Mr Howard said that at no time did Mr Keelty tender his resignation and he would not comment further.
Then the Prime Minister detailed "most violent" attacks made on Mr Keelty in 2002 by Labor senators Robert Ray and John Faulkner during the children overboard inquiry.
He said Senator Ray described Mr Keelty as an "evasive" witness and that demonstrated that Labor did not care about the office of commissioner or Mr Keelty's reputation.
"He (Mr Latham) is perfectly happy to stand by and allow his senior colleagues to traduce his reputation under parliamentary privilege," Mr Howard said. At the time of those comments, Mr Latham was not Labor leader.

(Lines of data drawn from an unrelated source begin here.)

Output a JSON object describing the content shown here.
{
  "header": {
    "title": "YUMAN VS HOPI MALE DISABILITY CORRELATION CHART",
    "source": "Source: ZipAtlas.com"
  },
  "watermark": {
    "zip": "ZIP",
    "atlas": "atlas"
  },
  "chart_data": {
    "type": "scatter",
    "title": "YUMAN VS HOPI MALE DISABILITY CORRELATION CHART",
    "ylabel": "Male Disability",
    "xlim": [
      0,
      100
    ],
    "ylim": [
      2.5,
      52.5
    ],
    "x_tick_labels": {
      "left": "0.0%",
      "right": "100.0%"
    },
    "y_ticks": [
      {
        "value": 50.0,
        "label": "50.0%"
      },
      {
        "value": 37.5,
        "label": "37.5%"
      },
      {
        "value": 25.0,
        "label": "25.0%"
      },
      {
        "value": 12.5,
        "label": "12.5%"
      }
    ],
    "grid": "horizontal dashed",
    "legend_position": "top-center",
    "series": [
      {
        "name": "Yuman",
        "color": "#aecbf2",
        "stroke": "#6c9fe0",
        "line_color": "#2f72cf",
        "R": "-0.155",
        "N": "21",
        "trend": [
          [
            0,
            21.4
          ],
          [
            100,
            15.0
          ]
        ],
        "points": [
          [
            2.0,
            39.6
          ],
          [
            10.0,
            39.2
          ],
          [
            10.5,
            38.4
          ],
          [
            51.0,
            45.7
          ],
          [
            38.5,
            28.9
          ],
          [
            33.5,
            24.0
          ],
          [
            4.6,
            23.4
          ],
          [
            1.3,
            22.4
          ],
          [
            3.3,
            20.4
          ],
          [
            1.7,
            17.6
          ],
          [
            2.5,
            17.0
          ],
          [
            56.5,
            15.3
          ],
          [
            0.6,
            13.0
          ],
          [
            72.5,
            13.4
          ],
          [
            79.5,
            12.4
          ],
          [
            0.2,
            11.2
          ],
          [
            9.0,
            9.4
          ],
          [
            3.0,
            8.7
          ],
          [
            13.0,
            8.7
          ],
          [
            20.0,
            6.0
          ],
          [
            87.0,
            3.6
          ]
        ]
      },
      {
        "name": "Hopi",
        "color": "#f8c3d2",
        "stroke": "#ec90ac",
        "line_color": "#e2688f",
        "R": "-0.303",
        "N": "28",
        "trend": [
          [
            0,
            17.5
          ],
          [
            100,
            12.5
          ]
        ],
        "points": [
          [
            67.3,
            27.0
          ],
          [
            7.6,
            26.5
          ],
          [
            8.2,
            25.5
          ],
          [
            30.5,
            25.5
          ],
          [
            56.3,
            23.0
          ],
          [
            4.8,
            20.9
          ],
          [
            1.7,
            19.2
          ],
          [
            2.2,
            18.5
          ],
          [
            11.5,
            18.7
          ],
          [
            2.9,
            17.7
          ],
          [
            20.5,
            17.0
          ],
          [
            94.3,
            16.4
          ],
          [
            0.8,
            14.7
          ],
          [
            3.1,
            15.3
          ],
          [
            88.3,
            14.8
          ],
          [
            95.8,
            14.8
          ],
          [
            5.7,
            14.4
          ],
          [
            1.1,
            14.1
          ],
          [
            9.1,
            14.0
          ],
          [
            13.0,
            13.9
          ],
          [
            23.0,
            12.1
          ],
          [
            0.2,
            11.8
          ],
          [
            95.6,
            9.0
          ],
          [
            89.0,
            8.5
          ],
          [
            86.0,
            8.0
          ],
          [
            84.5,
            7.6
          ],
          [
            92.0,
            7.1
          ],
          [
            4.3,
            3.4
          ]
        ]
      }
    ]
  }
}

Mr Howard quoted Senator Ray as asking why Mr Keelty did not "front up and give straightforward evidence" to the inquiry.
The inquiry was examining claims that someone may have sabotaged boats in Indonesia to stop them bringing asylum seekers to Australia.
Mr Howard then quoted Senator Faulkner as saying he intended pressing for an independent judicial inquiry into these very serious matters.
Senator Faulkner then said: "At no stage do I want to break, nor will I break, the protocols in relation to operational matters involving ASIS (the Australian Secret Intelligence Service which operates overseas) or the AFP."
"And here is the punchline," Mr Howard said, quoting Senator Faulkner as saying: "But those protocols were not meant as a direct or indirect licence to kill."
Mr Howard then produced a statement issued by Mr Keelty at the time in which he said Senator Faulkner should have clarified his position before he made the allegations and complained that: "He has chosen to sully the reputation of the AFP and myself as the commissioner, instead of availing himself of the facts."
He said the remarks destroyed any capacity for Mr Latham to parade himself as a friend and defender of the Federal Police.
When Labor foreign affairs spokesman Kevin Rudd asked Foreign Minister Alexander Downer to apologise for suggesting Mr Keelty was peddling al-Qaeda propaganda, Mr Downer said he was waiting for Senator Faulkner to apologise to Mr Keelty first.